# Stage 09 — Feature Engineering: Homework Starter

Use this notebook to prototype engineered features and validate their impact on EDA and downstream models.

**Checklist**:
- [ ] Load your dataset
- [ ] Create engineered features (ratios, flags, interactions, logs)
- [ ] Inspect distributions & correlations
- [ ] Document assumptions and risks


In [None]:
# Setup
import sys
from pathlib import Path
import pandas as pd
import numpy as np

# Make src importable
PROJECT_ROOT = Path.cwd().parents[0]  # stage09_feature-engineering/
SRC_PATH = PROJECT_ROOT / "src"
if str(SRC_PATH) not in sys.path:
    sys.path.append(str(SRC_PATH))

from utils import (
    create_income_to_balance_ratio,
    create_transactions_per_year,
    flag_recent_activity,
)

## 1) Load or Create Data
Replace the synthetic example with your actual dataset (e.g., `data/raw/customers.csv`).

In [None]:
# Synthetic example — replace with your real data
n = 1_000
rng = np.random.default_rng(42)
df = pd.DataFrame({
    'customer_id': np.arange(1, n+1),
    'income': rng.normal(60000, 15000, n).clip(1000, None).astype(int),
    'account_balance': rng.normal(8000, 3000, n).clip(0, None).astype(int),
    'num_transactions': rng.poisson(30, n),
    'tenure_years': rng.uniform(0, 10, n),
    'last_login_days_ago': rng.integers(0, 180, n)
})
df.head()

## 2) Engineer Features
These mirror the utility functions in `src/utils.py`.

In [None]:
df = create_income_to_balance_ratio(df)
df = create_transactions_per_year(df)
df = flag_recent_activity(df)
df.head()

## 3) Quick EDA
Check distributions and simple correlations to see if engineered features are informative.

In [None]:
desc = df[['income','account_balance','num_transactions','tenure_years',
           'income_to_balance_ratio','transactions_per_year','is_active']].describe()
desc

In [None]:
corr = df[['income','account_balance','num_transactions','tenure_years',
           'income_to_balance_ratio','transactions_per_year','is_active']].corr(numeric_only=True)
corr

## 4) "So What?" — Notes
Use this section to connect features to hypotheses.

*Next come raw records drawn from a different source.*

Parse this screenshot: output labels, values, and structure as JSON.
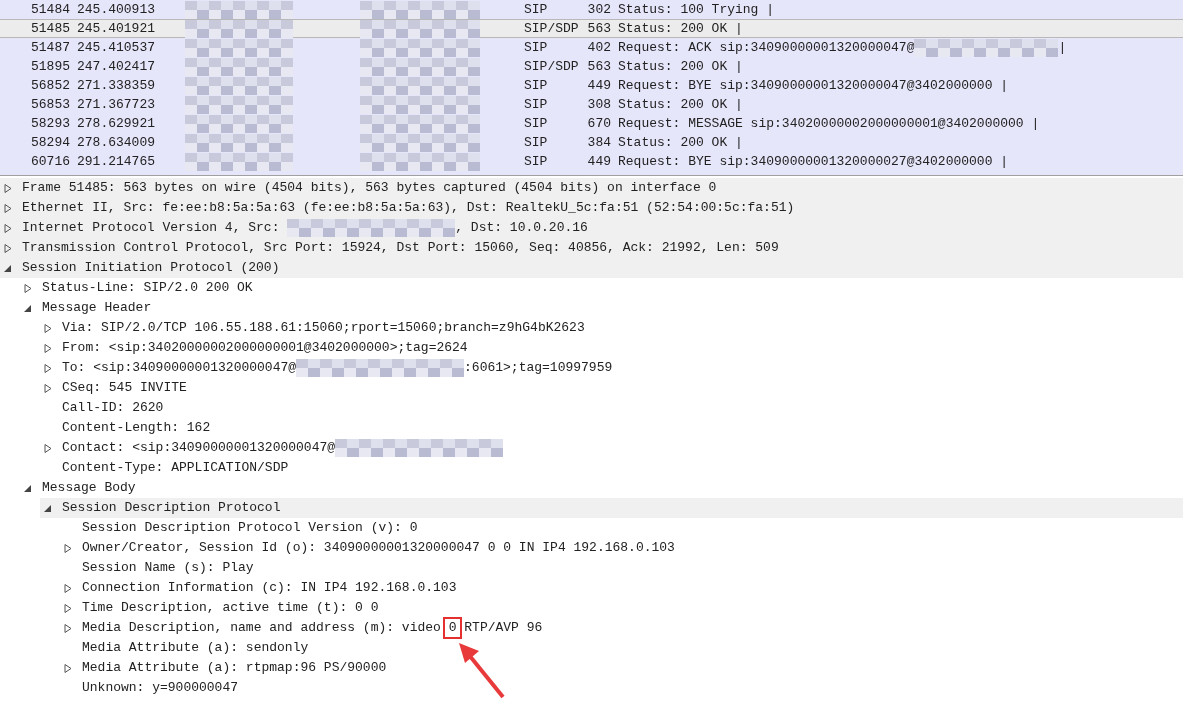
{
  "packet_list": [
    {
      "no": "51484",
      "time": "245.400913",
      "source": {
        "redacted": true
      },
      "destination": {
        "redacted": true
      },
      "protocol": "SIP",
      "length": "302",
      "info": [
        {
          "text": "Status: 100 Trying |"
        }
      ],
      "selected": false
    },
    {
      "no": "51485",
      "time": "245.401921",
      "source": {
        "redacted": true
      },
      "destination": {
        "redacted": true
      },
      "protocol": "SIP/SDP",
      "length": "563",
      "info": [
        {
          "text": "Status: 200 OK |"
        }
      ],
      "selected": true
    },
    {
      "no": "51487",
      "time": "245.410537",
      "source": {
        "redacted": true
      },
      "destination": {
        "redacted": true
      },
      "protocol": "SIP",
      "length": "402",
      "info": [
        {
          "text": "Request: ACK sip:34090000001320000047@"
        },
        {
          "redacted": true
        },
        {
          "text": "|"
        }
      ],
      "selected": false
    },
    {
      "no": "51895",
      "time": "247.402417",
      "source": {
        "redacted": true
      },
      "destination": {
        "redacted": true
      },
      "protocol": "SIP/SDP",
      "length": "563",
      "info": [
        {
          "text": "Status: 200 OK |"
        }
      ],
      "selected": false
    },
    {
      "no": "56852",
      "time": "271.338359",
      "source": {
        "redacted": true
      },
      "destination": {
        "redacted": true
      },
      "protocol": "SIP",
      "length": "449",
      "info": [
        {
          "text": "Request: BYE sip:34090000001320000047@3402000000 |"
        }
      ],
      "selected": false
    },
    {
      "no": "56853",
      "time": "271.367723",
      "source": {
        "redacted": true
      },
      "destination": {
        "redacted": true
      },
      "protocol": "SIP",
      "length": "308",
      "info": [
        {
          "text": "Status: 200 OK |"
        }
      ],
      "selected": false
    },
    {
      "no": "58293",
      "time": "278.629921",
      "source": {
        "redacted": true
      },
      "destination": {
        "redacted": true
      },
      "protocol": "SIP",
      "length": "670",
      "info": [
        {
          "text": "Request: MESSAGE sip:34020000002000000001@3402000000 |"
        }
      ],
      "selected": false
    },
    {
      "no": "58294",
      "time": "278.634009",
      "source": {
        "redacted": true
      },
      "destination": {
        "redacted": true
      },
      "protocol": "SIP",
      "length": "384",
      "info": [
        {
          "text": "Status: 200 OK |"
        }
      ],
      "selected": false
    },
    {
      "no": "60716",
      "time": "291.214765",
      "source": {
        "redacted": true
      },
      "destination": {
        "redacted": true
      },
      "protocol": "SIP",
      "length": "449",
      "info": [
        {
          "text": "Request: BYE sip:34090000001320000027@3402000000 |"
        }
      ],
      "selected": false
    }
  ],
  "packet_details": [
    {
      "parts": [
        {
          "text": "Frame 51485: 563 bytes on wire (4504 bits), 563 bytes captured (4504 bits) on interface 0"
        }
      ],
      "expanded": false,
      "shaded": true
    },
    {
      "parts": [
        {
          "text": "Ethernet II, Src: fe:ee:b8:5a:5a:63 (fe:ee:b8:5a:5a:63), Dst: RealtekU_5c:fa:51 (52:54:00:5c:fa:51)"
        }
      ],
      "expanded": false,
      "shaded": true
    },
    {
      "parts": [
        {
          "text": "Internet Protocol Version 4, Src: "
        },
        {
          "redacted": true
        },
        {
          "text": ", Dst: 10.0.20.16"
        }
      ],
      "expanded": false,
      "shaded": true
    },
    {
      "parts": [
        {
          "text": "Transmission Control Protocol, Src Port: 15924, Dst Port: 15060, Seq: 40856, Ack: 21992, Len: 509"
        }
      ],
      "expanded": false,
      "shaded": true
    },
    {
      "parts": [
        {
          "text": "Session Initiation Protocol (200)"
        }
      ],
      "expanded": true,
      "shaded": true,
      "children": [
        {
          "parts": [
            {
              "text": "Status-Line: SIP/2.0 200 OK"
            }
          ],
          "expanded": false
        },
        {
          "parts": [
            {
              "text": "Message Header"
            }
          ],
          "expanded": true,
          "children": [
            {
              "parts": [
                {
                  "text": "Via: SIP/2.0/TCP 106.55.188.61:15060;rport=15060;branch=z9hG4bK2623"
                }
              ],
              "expanded": false
            },
            {
              "parts": [
                {
                  "text": "From: <sip:34020000002000000001@3402000000>;tag=2624"
                }
              ],
              "expanded": false
            },
            {
              "parts": [
                {
                  "text": "To: <sip:34090000001320000047@"
                },
                {
                  "redacted": true
                },
                {
                  "text": ":6061>;tag=10997959"
                }
              ],
              "expanded": false
            },
            {
              "parts": [
                {
                  "text": "CSeq: 545 INVITE"
                }
              ],
              "expanded": false
            },
            {
              "parts": [
                {
                  "text": "Call-ID: 2620"
                }
              ]
            },
            {
              "parts": [
                {
                  "text": "Content-Length: 162"
                }
              ]
            },
            {
              "parts": [
                {
                  "text": "Contact: <sip:34090000001320000047@"
                },
                {
                  "redacted": true
                }
              ],
              "expanded": false
            },
            {
              "parts": [
                {
                  "text": "Content-Type: APPLICATION/SDP"
                }
              ]
            }
          ]
        },
        {
          "parts": [
            {
              "text": "Message Body"
            }
          ],
          "expanded": true,
          "children": [
            {
              "parts": [
                {
                  "text": "Session Description Protocol"
                }
              ],
              "expanded": true,
              "shaded": true,
              "children": [
                {
                  "parts": [
                    {
                      "text": "Session Description Protocol Version (v): 0"
                    }
                  ]
                },
                {
                  "parts": [
                    {
                      "text": "Owner/Creator, Session Id (o): 34090000001320000047 0 0 IN IP4 192.168.0.103"
                    }
                  ],
                  "expanded": false
                },
                {
                  "parts": [
                    {
                      "text": "Session Name (s): Play"
                    }
                  ]
                },
                {
                  "parts": [
                    {
                      "text": "Connection Information (c): IN IP4 192.168.0.103"
                    }
                  ],
                  "expanded": false
                },
                {
                  "parts": [
                    {
                      "text": "Time Description, active time (t): 0 0"
                    }
                  ],
                  "expanded": false
                },
                {
                  "parts": [
                    {
                      "text": "Media Description, name and address (m): video "
                    },
                    {
                      "text": "0",
                      "boxed": true
                    },
                    {
                      "text": " RTP/AVP 96"
                    }
                  ],
                  "expanded": false
                },
                {
                  "parts": [
                    {
                      "text": "Media Attribute (a): sendonly"
                    }
                  ]
                },
                {
                  "parts": [
                    {
                      "text": "Media Attribute (a): rtpmap:96 PS/90000"
                    }
                  ],
                  "expanded": false
                },
                {
                  "parts": [
                    {
                      "text": "Unknown: y=900000047"
                    }
                  ]
                }
              ]
            }
          ]
        }
      ]
    }
  ]
}
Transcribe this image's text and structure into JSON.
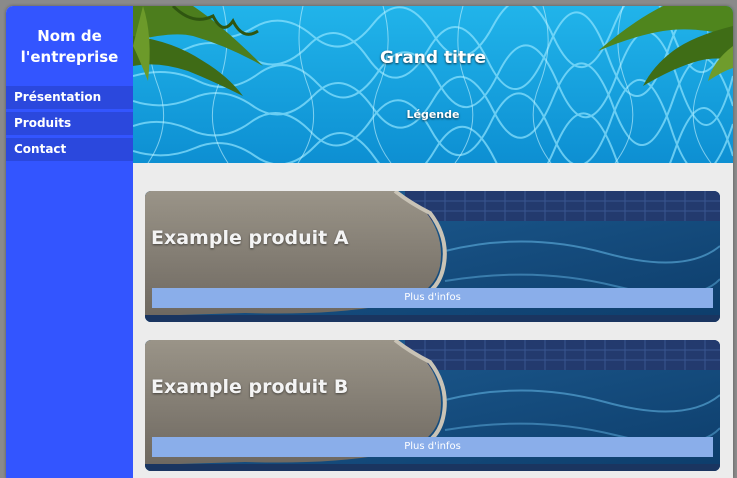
{
  "sidebar": {
    "brand_line1": "Nom de",
    "brand_line2": "l'entreprise",
    "items": [
      {
        "label": "Présentation"
      },
      {
        "label": "Produits"
      },
      {
        "label": "Contact"
      }
    ]
  },
  "hero": {
    "title": "Grand titre",
    "caption": "Légende"
  },
  "products": [
    {
      "title": "Example produit A",
      "button_label": "Plus d'infos"
    },
    {
      "title": "Example produit B",
      "button_label": "Plus d'infos"
    }
  ],
  "colors": {
    "sidebar": "#3355ff",
    "nav_item": "#2b48dd",
    "button": "#8aaeea",
    "page_background": "#ececec"
  }
}
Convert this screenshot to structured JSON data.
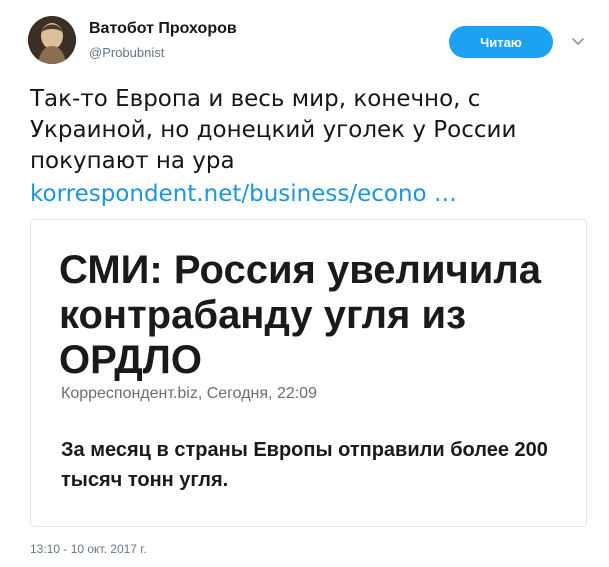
{
  "author": {
    "display_name": "Ватобот Прохоров",
    "username": "@Probubnist"
  },
  "follow_button": {
    "label": "Читаю",
    "color": "#1da1f2"
  },
  "menu_caret_icon": "chevron-down-icon",
  "tweet": {
    "text": "Так-то Европа и весь мир, конечно, с Украиной, но донецкий уголек у России покупают на ура",
    "link": "korrespondent.net/business/econo   …",
    "link_color": "#1b95e0"
  },
  "card": {
    "headline": "СМИ: Россия увеличила контрабанду угля из ОРДЛО",
    "meta": "Корреспондент.biz, Сегодня, 22:09",
    "lead": "За месяц в страны Европы отправили более 200 тысяч тонн угля."
  },
  "timestamp": "13:10 - 10 окт. 2017 г."
}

- **income_to_balance_ratio** may help separate customers with high earnings but low balances.
- **transactions_per_year** normalizes raw counts by tenure, enabling fair comparisons across customers with different lifetimes.
- **is_active** captures current engagement; useful for churn‑like targets or cohorting users by recent behavior.

**Assumptions & Risks**: Describe data quality assumptions (e.g., "tenure_years > 0"), potential leakage, and what happens if they don't hold.